In 2008 one ILC, for the calibration of torque wrenches, was organised in Italy by COPA-SIT (Sistema Italiano di Taratura). In the present paper the main results obtained during the ILC are discussed, in particular the differences on the repeatability and accuracy given by the different laboratories are compared and evaluated.
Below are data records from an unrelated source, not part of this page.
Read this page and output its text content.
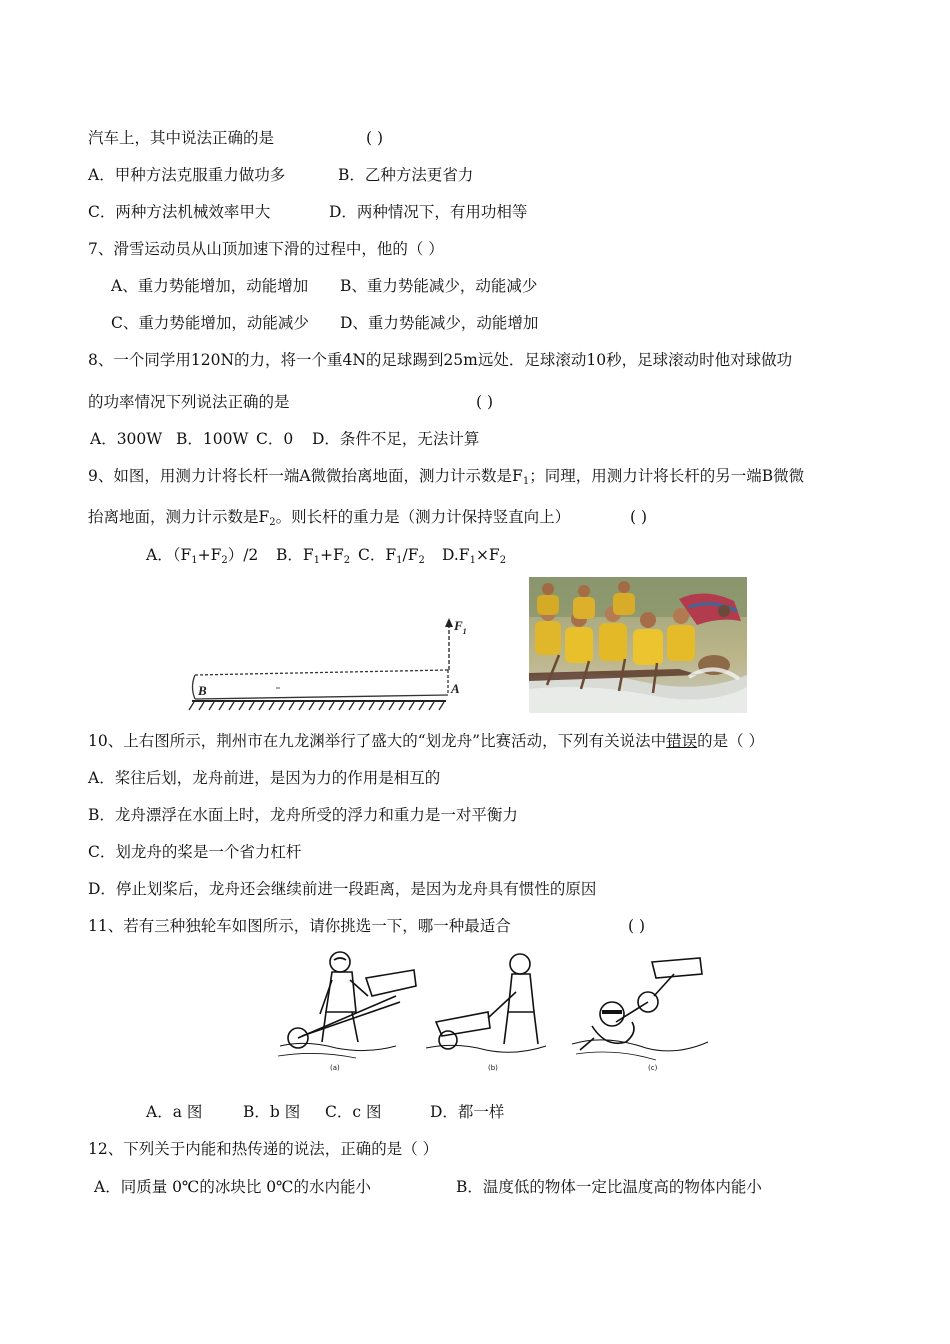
汽车上，其中说法正确的是	( )
A．甲种方法克服重力做功多	B．乙种方法更省力
C．两种方法机械效率甲大	D．两种情况下，有用功相等
7、滑雪运动员从山顶加速下滑的过程中，他的（ ）
A、重力势能增加，动能增加 B、重力势能减少，动能减少
C、重力势能增加，动能减少 D、重力势能减少，动能增加
8、一个同学用120N的力，将一个重4N的足球踢到25m远处．足球滚动10秒，足球滚动时他对球做功
的功率情况下列说法正确的是	( )
A．300W B．100W C．0 D．条件不足，无法计算
9、如图，用测力计将长杆一端A微微抬离地面，测力计示数是$F_1$；同理，用测力计将长杆的另一端B微微
抬离地面，测力计示数是$F_2$。则长杆的重力是（测力计保持竖直向上）	( )
A．$(F_1+F_2)/2$ B．$F_1+F_2$ C．$F_1/F_2$ $D.F_1\times F_2$
$F_1$
A
B
10、上右图所示，荆州市在九龙渊举行了盛大的“划龙舟”比赛活动，下列有关说法中错误的是（ ）
A．桨往后划，龙舟前进，是因为力的作用是相互的
B．龙舟漂浮在水面上时，龙舟所受的浮力和重力是一对平衡力
C．划龙舟的桨是一个省力杠杆
D．停止划桨后，龙舟还会继续前进一段距离，是因为龙舟具有惯性的原因
11、若有三种独轮车如图所示，请你挑选一下，哪一种最适合	( )
(a)	(b)	(c)
A．a 图	B．b 图 C．c 图	D．都一样
12、下列关于内能和热传递的说法，正确的是（ ）
A．同质量 0℃的冰块比 0℃的水内能小	B．温度低的物体一定比温度高的物体内能小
Atsuhiro Nishino, Koji Ogushi, Kazunaga Ueda
EVALUATION OF ACTUAL SENSITIVITY LIMIT IN A 10 N·m DEAD WEIGHT TORQUE STANDARD MACHINE AND STABILITY OF A NEW 1 N·m TORQUE TRANSDUCER

A 10 N·m dead weight torque standard machine (10-N·m-DWTSM) has been under development at NMIJ/AIST since 2006 to expand the range of the torque standard. Estimation of the sensitivity limit of the fulcrum is one of the most important issues to realize a precise reference torque of small capacity by using a dead weight torque standard machine. In this study, a torque transducer was installed on the 10-N·m-DWTSM in order to keep the moment-arm on the horizontal line (balancing). The sensitivity limit of the fulcrum under real calibration conditions was estimated by reading the change in the output from the torque measuring device (TMD: the torque transducer with a cable and an indicating device) when small weights were loaded or unloaded. The small weights used in the experiment were 0.5 mg, 1 mg, 10 mg, and 100 mg. Equivalent radial loads from 0.1 N·m to 10 N·m were imposed on the fulcrum during the sensitivity measurement. As a result, the sensitivity limit of the fulcrum was confirmed to be sufficient to load at least 0.5 mg. A relative sensitivity limit of the fulcrum of less than 2.5 × 10^-5 and relative reproducibility of the sensitivity limit of the fulcrum of less than 1.7 × 10^-6 could be obtained within the calibration range from 0.1 N·m to 10 N·m.
It is also important to develop small-rated-capacity torque transducers that can be used as a transfer standard. Therefore, a transducer with a rated capacity of 1 N·m was developed in parallel with the development of the 10-N·m-DWTSM. The stability of the 1 N·m TMD has been evaluated over a period of one year.